Bir zamanlar, Yugoslavya’da, bir sonbahar günü pencereden gelen ışık demeti içinde yağmur sessizce yağmaktadır. Yan odadan çalınan yerel şarkıların sesi davet edildiğimiz odaya dolar. Ses masa başındakini rahatsız eder ama kesilmez… O sırada telefon durmadan çalar. Kitabını yayınlatmak isteyen bir yazarın inatçı aramaları devam eder. İnatçı yazar kitabının neden basılmadığını öğrenmek istemektedir… Henüz 5 aydır görevde olan yayınevi yöneticisi, kendisini reddetmediğini vurgular ama karşı taraftaki söz dinlemez… Batmakta olan bir yayınevidir söz konusu olan ve yayınevini canlandırması beklenmektedir. Ama zamanla öğreneceğiz ki, aslında o göreve başarılı olmak için değil, başarısız olsun diye getirilmiştir ve yazarımızın bu başarısızlık üzerinden itibarını kaybederek gözden düşmesi beklenmektedir. Eğer başarılı olursa, elbette atayanların bu gizli niyeti ortaya çıkmayacaktır!

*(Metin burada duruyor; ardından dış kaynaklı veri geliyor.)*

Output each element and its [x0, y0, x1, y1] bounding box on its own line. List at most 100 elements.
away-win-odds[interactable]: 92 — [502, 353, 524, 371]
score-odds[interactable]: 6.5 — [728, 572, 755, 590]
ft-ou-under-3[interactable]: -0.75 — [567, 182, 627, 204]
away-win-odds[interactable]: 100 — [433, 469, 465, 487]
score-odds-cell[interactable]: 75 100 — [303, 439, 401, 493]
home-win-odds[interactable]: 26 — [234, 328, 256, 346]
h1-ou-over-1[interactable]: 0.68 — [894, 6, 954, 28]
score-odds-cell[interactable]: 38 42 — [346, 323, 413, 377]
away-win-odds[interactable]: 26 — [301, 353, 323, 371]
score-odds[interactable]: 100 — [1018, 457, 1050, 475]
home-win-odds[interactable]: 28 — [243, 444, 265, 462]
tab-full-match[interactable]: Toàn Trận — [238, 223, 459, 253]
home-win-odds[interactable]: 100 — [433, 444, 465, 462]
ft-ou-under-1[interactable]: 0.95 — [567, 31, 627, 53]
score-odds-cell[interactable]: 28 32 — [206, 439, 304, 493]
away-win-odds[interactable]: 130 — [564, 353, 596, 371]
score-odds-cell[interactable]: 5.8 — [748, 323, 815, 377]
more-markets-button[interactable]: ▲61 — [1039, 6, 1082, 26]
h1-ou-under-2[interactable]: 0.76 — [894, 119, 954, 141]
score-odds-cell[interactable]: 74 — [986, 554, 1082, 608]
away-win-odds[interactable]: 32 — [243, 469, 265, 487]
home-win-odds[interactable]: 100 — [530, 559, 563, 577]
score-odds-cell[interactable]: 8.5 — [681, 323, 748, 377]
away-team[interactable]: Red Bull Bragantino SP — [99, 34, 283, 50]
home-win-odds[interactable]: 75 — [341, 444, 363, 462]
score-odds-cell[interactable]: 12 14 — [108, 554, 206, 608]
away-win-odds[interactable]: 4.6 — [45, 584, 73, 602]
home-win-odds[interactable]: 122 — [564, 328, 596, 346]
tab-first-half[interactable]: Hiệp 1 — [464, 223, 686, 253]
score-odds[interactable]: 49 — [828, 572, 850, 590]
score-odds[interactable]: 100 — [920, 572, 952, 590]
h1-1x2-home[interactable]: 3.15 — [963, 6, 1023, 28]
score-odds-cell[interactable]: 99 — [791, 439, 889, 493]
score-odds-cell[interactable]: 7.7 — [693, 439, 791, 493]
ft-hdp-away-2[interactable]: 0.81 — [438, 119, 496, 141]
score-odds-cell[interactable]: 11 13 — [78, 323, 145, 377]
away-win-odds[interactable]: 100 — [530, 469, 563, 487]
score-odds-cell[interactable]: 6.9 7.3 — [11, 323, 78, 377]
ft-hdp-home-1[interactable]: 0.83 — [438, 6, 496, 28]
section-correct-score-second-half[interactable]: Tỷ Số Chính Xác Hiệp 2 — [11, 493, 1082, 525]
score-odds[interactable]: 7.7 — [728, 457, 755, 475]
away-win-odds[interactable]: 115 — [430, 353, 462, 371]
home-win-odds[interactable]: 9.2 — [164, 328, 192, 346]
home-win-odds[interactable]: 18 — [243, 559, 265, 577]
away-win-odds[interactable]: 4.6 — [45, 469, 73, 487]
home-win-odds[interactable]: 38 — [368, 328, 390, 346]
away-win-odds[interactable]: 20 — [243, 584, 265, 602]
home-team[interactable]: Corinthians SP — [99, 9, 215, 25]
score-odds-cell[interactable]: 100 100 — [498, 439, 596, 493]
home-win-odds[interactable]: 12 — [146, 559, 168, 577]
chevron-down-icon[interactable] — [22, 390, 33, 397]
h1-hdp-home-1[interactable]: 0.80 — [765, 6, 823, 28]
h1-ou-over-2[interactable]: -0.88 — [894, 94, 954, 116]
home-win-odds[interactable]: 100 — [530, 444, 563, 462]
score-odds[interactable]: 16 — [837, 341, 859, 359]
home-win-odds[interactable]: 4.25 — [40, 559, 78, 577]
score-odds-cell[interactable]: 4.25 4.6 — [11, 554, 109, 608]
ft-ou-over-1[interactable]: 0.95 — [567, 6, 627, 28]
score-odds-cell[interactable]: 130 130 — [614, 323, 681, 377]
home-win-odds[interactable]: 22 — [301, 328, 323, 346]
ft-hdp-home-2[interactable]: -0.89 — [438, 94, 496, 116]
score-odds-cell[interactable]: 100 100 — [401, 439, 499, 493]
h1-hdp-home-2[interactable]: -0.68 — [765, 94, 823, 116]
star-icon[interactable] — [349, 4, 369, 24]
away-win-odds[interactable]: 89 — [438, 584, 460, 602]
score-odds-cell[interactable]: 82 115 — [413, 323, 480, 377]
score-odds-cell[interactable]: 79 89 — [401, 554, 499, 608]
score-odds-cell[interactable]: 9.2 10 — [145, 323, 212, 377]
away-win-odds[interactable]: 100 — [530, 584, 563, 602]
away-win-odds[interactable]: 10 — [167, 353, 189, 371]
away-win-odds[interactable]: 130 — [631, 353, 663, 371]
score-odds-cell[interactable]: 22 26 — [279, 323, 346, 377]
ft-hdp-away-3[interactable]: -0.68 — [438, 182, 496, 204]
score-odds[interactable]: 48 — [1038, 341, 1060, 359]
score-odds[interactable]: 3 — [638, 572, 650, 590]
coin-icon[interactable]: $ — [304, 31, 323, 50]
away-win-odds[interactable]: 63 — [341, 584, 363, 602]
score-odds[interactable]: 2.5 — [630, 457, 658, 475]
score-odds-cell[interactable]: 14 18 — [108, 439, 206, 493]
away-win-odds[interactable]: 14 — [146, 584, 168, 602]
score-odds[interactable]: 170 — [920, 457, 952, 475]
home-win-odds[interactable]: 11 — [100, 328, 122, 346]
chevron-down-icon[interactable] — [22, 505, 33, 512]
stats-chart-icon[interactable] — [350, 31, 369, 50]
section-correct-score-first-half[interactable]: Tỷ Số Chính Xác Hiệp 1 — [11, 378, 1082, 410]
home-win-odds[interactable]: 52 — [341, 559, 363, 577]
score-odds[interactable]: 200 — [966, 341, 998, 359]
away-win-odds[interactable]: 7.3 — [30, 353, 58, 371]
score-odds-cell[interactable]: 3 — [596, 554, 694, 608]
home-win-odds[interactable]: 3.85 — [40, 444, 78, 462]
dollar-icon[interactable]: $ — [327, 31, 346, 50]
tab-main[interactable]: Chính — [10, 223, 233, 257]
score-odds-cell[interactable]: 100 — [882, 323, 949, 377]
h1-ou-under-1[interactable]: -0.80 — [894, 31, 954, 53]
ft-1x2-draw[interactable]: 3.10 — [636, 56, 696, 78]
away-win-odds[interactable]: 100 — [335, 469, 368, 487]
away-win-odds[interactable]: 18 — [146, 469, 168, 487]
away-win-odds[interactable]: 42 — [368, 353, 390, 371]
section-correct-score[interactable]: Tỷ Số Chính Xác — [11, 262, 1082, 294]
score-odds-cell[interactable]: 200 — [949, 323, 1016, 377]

Nitekim, her yeni rejim önce kendi yandaşını veya yandaş olarak gördüğünü yemekle işe başlar!
Öykü ilerledikçe, kara mizahın kıvrak dili ve kurgusu, beklenmedik olana açılan kapısı bizi kucaklar. Devleti adına çalışan bir polis ile devlet için potansiyel tehlike olan bu yazarı takip etmekle sorumlu olan polisin hikayesidir bu. Rejim değişikliği sonrası kurulan yeni iktidarın muhalif yazar ve eski istihbarat görevlisi ile yüzleşmesi sayesinde, iktidarın kimliği değişse de yapısal ve olgusal olarak işleyinin sabit kalışını izleriz.
Kara mizahın içindedir bu yüzleşme; bir anlamda yazarın hem kendi kişisel tarihi, eylemleri, düşünceleri hem de “iktidar olgusuyla” yüzleşmesi…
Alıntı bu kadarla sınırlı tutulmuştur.